No To Shinkei. 2000 Mar;52(3):249-52.
The study case was a 66-year-old man who had bilateral neurosensory hearing impairment due to brain stem infarctions. He noticed mild hearing loss, frequent vertigo and tinnitus. About one month later, his hearing took a sudden turn for the worse, and he suffered from dysarthria, dysphagea and abasia. Neurological examination revealed pseudobulber palsy, left hemiparesis, cerebeller ataxia, disturbance of pain and temperature sensation on the right face and left side of the body. Brain stem auditory evoked potentials (BAEPs) showed a delayed small wave V with the abscence of previous waves on the right side and no significant waves on the left side. Brain magnetic resonance images (MRI) revealed infarctions in the bilateral middle cerebellar peduncles, including in the right lateral portions of pons, and the right lower pontine base. We believe that not only peripheral, but also central auditory pathways adjacent to infarctions were damaged. Magnetic resonance angiography (MRA) showed severe stenosis or occlusion of left vertebral artery and basilar artery. We concluded that hypoperfusion of the vertebrobasilar artery territories caused ischemia of the cochlear nerve and the auditory tracts in the brain stem, which resulted in bilateral hearing loss.
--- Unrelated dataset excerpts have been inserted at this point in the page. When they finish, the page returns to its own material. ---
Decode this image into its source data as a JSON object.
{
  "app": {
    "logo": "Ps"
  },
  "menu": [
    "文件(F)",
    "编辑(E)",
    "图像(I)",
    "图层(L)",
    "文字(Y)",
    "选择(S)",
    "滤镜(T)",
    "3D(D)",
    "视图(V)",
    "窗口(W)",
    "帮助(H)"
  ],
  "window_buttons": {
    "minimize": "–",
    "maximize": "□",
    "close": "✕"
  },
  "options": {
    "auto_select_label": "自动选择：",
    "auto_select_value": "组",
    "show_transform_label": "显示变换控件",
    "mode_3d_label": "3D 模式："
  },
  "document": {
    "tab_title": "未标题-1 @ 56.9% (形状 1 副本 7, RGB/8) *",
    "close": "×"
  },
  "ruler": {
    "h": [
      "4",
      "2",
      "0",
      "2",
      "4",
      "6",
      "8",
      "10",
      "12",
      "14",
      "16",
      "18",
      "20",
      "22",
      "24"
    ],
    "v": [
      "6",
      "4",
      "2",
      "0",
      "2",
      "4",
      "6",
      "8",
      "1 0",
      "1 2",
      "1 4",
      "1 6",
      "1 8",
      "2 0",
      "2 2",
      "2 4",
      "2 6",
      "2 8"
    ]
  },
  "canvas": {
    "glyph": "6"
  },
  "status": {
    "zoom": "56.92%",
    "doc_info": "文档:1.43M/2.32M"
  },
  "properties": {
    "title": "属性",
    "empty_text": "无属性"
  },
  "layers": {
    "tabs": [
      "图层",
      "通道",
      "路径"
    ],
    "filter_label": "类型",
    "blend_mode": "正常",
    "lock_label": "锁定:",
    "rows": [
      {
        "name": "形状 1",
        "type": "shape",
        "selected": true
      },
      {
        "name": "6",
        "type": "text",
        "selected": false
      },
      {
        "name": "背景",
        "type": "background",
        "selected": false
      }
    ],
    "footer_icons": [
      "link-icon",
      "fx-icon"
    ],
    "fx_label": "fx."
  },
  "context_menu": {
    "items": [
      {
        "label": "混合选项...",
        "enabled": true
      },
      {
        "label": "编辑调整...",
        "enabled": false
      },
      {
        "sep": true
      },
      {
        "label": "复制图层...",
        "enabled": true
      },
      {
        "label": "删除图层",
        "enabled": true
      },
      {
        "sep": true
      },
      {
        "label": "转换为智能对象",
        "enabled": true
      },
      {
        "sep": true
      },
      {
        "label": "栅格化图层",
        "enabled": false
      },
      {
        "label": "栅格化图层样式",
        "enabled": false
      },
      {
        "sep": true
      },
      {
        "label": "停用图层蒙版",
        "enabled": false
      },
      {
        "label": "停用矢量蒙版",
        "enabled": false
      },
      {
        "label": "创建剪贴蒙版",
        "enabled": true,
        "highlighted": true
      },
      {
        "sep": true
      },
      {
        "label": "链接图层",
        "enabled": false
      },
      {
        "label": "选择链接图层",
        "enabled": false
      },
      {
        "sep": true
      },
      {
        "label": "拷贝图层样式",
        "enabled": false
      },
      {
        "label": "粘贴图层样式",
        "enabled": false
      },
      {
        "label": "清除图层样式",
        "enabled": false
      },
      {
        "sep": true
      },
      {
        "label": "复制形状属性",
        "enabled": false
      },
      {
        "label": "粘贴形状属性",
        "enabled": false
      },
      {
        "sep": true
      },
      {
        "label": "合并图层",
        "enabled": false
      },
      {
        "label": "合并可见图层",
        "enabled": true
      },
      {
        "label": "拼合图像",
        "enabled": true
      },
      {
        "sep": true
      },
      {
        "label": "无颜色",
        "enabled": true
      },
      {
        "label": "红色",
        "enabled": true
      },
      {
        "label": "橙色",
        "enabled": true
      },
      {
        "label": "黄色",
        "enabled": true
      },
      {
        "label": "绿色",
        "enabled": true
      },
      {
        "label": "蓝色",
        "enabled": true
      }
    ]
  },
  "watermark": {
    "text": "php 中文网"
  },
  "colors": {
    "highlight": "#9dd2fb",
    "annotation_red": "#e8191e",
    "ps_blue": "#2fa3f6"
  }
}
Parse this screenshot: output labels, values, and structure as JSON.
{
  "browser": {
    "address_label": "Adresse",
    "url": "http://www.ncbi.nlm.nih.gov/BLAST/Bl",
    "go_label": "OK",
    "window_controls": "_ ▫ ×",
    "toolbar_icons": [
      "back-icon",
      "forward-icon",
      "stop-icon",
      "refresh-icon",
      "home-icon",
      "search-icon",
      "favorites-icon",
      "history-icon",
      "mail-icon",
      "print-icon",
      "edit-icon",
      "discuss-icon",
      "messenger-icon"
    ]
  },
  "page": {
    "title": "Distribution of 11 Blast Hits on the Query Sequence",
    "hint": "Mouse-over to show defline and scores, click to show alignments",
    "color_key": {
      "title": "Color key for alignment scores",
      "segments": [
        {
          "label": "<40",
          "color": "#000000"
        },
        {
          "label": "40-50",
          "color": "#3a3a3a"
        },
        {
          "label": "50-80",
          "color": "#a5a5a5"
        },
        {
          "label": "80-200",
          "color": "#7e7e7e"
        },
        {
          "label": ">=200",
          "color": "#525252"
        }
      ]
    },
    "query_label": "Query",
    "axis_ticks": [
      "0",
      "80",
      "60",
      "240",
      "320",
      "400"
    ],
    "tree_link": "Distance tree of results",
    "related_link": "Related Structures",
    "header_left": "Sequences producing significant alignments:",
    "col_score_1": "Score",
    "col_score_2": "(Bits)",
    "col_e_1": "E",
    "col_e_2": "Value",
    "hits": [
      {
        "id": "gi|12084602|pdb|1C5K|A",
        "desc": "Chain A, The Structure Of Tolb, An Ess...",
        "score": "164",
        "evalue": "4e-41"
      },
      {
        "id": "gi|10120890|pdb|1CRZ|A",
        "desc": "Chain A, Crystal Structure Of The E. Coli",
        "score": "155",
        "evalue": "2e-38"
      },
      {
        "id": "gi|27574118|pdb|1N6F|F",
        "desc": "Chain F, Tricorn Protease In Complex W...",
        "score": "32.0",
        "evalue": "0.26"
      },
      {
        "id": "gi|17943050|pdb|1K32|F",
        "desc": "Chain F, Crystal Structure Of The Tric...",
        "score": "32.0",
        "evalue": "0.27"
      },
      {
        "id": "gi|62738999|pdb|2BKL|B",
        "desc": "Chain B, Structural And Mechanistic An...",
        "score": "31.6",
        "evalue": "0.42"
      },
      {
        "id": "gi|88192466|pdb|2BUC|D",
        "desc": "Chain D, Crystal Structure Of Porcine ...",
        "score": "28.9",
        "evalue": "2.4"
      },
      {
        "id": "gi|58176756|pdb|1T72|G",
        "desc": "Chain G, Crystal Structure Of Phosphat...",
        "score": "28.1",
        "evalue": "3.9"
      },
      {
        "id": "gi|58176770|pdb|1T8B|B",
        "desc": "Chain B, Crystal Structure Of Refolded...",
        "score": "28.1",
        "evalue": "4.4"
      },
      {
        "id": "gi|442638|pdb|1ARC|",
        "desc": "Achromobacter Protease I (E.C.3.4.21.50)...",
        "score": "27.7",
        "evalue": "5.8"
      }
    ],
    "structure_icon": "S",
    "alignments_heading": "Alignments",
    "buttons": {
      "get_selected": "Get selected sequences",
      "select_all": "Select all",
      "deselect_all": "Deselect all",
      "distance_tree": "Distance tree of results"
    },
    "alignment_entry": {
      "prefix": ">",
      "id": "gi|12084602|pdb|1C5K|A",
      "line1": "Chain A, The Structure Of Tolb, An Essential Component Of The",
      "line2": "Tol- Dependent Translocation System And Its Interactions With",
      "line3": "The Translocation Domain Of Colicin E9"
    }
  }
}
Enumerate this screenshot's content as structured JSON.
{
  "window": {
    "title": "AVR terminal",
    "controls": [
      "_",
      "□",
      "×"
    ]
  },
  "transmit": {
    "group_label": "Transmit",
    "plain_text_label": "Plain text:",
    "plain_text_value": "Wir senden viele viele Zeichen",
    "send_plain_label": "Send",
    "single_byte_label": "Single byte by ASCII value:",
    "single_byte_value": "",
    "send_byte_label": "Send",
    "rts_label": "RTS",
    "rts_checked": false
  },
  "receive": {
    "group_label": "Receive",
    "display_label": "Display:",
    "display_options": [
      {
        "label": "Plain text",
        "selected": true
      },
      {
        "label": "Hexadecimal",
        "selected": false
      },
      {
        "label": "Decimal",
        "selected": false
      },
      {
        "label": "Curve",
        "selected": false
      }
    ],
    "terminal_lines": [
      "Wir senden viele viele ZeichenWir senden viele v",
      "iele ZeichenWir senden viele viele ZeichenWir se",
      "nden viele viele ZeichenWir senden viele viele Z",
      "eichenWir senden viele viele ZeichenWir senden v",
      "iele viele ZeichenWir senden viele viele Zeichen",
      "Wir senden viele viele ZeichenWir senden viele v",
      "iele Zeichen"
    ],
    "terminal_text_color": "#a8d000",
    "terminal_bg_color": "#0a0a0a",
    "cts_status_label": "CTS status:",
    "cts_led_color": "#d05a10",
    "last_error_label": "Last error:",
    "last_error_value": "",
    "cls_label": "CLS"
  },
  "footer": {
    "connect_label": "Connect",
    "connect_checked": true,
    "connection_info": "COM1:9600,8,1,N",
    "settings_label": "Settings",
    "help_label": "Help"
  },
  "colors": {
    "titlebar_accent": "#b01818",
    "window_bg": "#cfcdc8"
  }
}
该病例为一名66岁男性,因脑干梗死导致双侧神经性听力障碍。他出现轻度听力损失、频繁眩晕和耳鸣。约一个月后,其听力突然恶化,并出现构音障碍、吞咽困难和步行不能。神经系统检查发现假性球麻痹、左侧偏瘫、小脑性共济失调、右侧面部和左侧身体痛温觉障碍。脑干听觉诱发电位(BAEP)显示右侧V波延迟且小波幅,之前的波消失,左侧无明显波。脑磁共振成像(MRI)显示双侧小脑中脚梗死,包括脑桥右侧外侧部分及右侧脑桥下部基底。我们认为,不仅梗死灶周围的外周听觉通路,而且中枢听觉通路也受到了损害。磁共振血管造影(MRA)显示左侧椎动脉和基底动脉严重狭窄或闭塞。我们得出结论,椎基底动脉供血区灌注不足导致耳蜗神经和脑干听觉传导束缺血,进而引起双侧听力损失。